Flexera, another security vendor, offers Flexera Personal Software Inspector. This will update your non-browser software, or warn you if it finds an update it can’t deploy, and provide you a link in a popup. I’ve been using Personal Software Inspector for years. It’s wonderful, and it’s free for you to use at home because they know if you use their software at home, you’ll buy their commercial product for work.
Be careful what software you install
One of the reasons Apple created its App Store was so it could curate software and cut down on malicious stuff. Sometimes someone slips something through, but admittedly it’s pretty rare. Microsoft copied it starting in Windows 8. If you only install software from app stores like the ones from your operating system vendor, or from game publishers like Steam, you’ll be a lot safer.
There is some useful software you have to download directly. Be sure you’re getting it from your publisher’s official source, and if you’re unsure, ask questions before you install.
Consider a dedicated computer for banking
Consider getting a cheap Chromebook to use for banking and paying bills. They cost $150-$200 at the consumer electronics stores. You can pick up a used or refurbished one on Ebay for less than $100, just make sure it comes with an AC adapter. Frequently the cheapest ones don’t.

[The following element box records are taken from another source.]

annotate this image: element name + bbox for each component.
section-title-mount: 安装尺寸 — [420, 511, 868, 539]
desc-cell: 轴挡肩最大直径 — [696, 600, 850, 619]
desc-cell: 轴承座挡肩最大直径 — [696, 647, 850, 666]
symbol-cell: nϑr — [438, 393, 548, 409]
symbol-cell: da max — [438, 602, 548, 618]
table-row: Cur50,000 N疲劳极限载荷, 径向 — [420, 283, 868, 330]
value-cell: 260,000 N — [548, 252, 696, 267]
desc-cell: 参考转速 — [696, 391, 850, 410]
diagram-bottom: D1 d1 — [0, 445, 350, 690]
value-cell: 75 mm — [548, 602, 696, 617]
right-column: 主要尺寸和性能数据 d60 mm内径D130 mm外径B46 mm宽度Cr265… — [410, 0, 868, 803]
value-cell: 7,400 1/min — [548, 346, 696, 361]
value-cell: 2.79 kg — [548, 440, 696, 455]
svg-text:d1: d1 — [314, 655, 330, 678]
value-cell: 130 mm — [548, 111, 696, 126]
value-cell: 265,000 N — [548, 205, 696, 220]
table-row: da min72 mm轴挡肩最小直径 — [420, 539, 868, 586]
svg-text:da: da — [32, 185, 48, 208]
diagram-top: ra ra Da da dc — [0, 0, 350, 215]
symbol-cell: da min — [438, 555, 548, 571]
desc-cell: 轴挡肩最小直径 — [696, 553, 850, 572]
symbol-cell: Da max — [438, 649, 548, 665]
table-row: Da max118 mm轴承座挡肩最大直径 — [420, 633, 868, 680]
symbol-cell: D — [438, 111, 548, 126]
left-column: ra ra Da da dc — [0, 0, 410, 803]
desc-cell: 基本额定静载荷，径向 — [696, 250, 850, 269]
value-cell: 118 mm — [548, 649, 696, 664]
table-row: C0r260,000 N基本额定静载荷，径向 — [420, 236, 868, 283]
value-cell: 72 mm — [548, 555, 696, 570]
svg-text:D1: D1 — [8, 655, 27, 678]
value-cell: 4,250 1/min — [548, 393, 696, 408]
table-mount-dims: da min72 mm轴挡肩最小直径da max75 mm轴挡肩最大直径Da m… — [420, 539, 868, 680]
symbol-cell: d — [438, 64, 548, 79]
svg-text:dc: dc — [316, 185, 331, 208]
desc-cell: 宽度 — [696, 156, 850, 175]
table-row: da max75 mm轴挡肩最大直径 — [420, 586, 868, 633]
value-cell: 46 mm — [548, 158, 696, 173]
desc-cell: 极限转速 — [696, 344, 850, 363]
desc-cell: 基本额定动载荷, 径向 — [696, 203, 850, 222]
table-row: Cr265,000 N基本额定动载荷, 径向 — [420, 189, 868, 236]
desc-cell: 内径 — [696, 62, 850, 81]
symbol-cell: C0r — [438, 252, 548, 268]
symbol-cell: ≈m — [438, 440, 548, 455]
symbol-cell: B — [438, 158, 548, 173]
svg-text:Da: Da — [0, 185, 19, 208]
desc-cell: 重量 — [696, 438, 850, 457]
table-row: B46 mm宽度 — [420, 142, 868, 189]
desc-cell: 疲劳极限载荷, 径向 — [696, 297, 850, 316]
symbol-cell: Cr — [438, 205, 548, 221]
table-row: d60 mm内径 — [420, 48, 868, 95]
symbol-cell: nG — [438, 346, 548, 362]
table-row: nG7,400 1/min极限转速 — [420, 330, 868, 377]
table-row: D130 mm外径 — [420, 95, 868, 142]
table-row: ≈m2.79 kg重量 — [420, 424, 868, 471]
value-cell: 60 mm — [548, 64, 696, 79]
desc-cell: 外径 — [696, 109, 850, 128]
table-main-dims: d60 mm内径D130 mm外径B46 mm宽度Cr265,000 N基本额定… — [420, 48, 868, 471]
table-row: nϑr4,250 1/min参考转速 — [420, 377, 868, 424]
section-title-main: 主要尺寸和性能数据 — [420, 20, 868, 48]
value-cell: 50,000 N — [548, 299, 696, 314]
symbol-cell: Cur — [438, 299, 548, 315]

Use the Chromebook to pay your bills and check your bank balance. Don’t use it for anything else. And don’t use your other computer to ever pay bills again. This way, if your main computer gets infected with something like Zeus that siphons bank accounts, it doesn’t have anything to siphon.
Chromebooks are ideal for this because they’re cheap, Google updates them frequently, and they aren’t designed to hold any data. They’re not an attractive target for an attacker, so people go after other computers instead.
Chromebooks cost money, but they do cost less than getting your bank account stolen is likely to cost you. And the less $200 means to you, the more valuable that dedicated Chromebook can be to you.
And depending on what you actually do with a computer, a Chromebook may be fine as a primary machine too.
One more thing
There’s one more important thing you need to do to keep yourself secure. Don’t pirate software, music, or video files. It’s not hard to embed malicious software in these files, especially software. Buy them from legitimate sources.
I know it’s tempting to go download video of whatever show you missed. We can debate the ethics of it, and admittedly I can see both sides of that argument. I’m also telling you it’s risky, and if you want a secure computer, don’t do it. Watch it from an official source, and if that means paying for it, pay for it.